O crime caracteriza-se pela prática de ato sexual com pessoas consideradas incapazes de consentir. Assim, a legislação brasileira define como vulnerável qualquer pessoa menor de 14 anos ou que não tenha capacidade de oferecer resistência ou compreender o ato, seja por enfermidade, deficiência ou outra condição.
Presunção absoluta
Visando reforçar o entendimento de que a vulnerabilidade de menores de 14 anos é absoluta, a Lei 15.353/2026 entrou em vigor no último domingo (8), Dia Internacional da Mulher. Deste modo, a criação da norma visa impedir interpretações judiciais que relativizem o crime e, assim, não pode ocorrer a redução ou o questionamento da vulnerabilidade.

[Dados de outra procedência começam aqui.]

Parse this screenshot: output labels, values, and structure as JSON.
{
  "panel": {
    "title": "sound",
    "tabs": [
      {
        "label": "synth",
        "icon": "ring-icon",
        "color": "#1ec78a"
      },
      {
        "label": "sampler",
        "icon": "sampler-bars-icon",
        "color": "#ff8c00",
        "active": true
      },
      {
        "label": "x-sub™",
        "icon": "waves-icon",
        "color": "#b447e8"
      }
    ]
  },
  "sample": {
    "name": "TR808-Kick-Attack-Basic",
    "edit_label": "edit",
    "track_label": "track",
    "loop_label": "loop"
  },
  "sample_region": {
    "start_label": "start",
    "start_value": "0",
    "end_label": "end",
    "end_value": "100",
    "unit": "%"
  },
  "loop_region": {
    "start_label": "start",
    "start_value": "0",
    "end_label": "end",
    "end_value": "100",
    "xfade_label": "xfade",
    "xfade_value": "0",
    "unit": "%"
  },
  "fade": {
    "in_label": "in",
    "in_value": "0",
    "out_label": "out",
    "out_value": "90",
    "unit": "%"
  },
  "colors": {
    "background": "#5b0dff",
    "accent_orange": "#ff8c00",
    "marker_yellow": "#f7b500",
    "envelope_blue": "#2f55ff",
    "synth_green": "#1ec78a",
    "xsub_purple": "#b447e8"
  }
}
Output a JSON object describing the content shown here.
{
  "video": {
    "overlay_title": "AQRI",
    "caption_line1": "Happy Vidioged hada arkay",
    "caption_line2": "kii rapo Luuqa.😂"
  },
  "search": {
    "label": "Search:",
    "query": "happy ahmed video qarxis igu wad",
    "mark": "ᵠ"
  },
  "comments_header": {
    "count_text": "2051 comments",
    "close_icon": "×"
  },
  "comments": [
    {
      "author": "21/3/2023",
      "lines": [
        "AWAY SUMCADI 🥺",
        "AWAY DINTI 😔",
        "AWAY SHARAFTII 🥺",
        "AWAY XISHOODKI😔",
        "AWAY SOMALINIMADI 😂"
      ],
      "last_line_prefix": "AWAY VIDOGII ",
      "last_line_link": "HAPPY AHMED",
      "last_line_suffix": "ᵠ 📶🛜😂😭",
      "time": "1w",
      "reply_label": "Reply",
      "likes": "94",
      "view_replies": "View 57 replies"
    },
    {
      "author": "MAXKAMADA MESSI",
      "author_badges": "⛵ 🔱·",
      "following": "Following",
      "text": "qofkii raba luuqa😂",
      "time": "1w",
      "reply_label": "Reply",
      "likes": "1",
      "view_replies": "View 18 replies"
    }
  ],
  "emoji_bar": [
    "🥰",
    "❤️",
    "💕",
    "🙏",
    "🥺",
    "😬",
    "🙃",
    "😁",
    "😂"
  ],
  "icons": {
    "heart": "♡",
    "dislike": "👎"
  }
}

Além disso, a mudança na legislação ocorreu após repercussão nacional de decisões judiciais que questionaram a caracterização do crime em casos envolvendo adolescentes. Nas ocasiões, a vulnerabilidade das vítimas foi questionada devido a diferentes circunstâncias, como gravidez ou relacionamento prévio.
Caso em Minas Gerais
Um dos episódios que motivaram a discussão ocorreu em Minas Gerais, em fevereiro deste ano. No caso, a 9ª Câmara Criminal do TJMG (Tribunal de Justiça de Minas Gerais) absolveu um homem de 35 anos acusado de manter relação sexual com uma menina de 12 anos. Inicialmente, a decisão considerou fatores como ‘vínculo afetivo consensual’.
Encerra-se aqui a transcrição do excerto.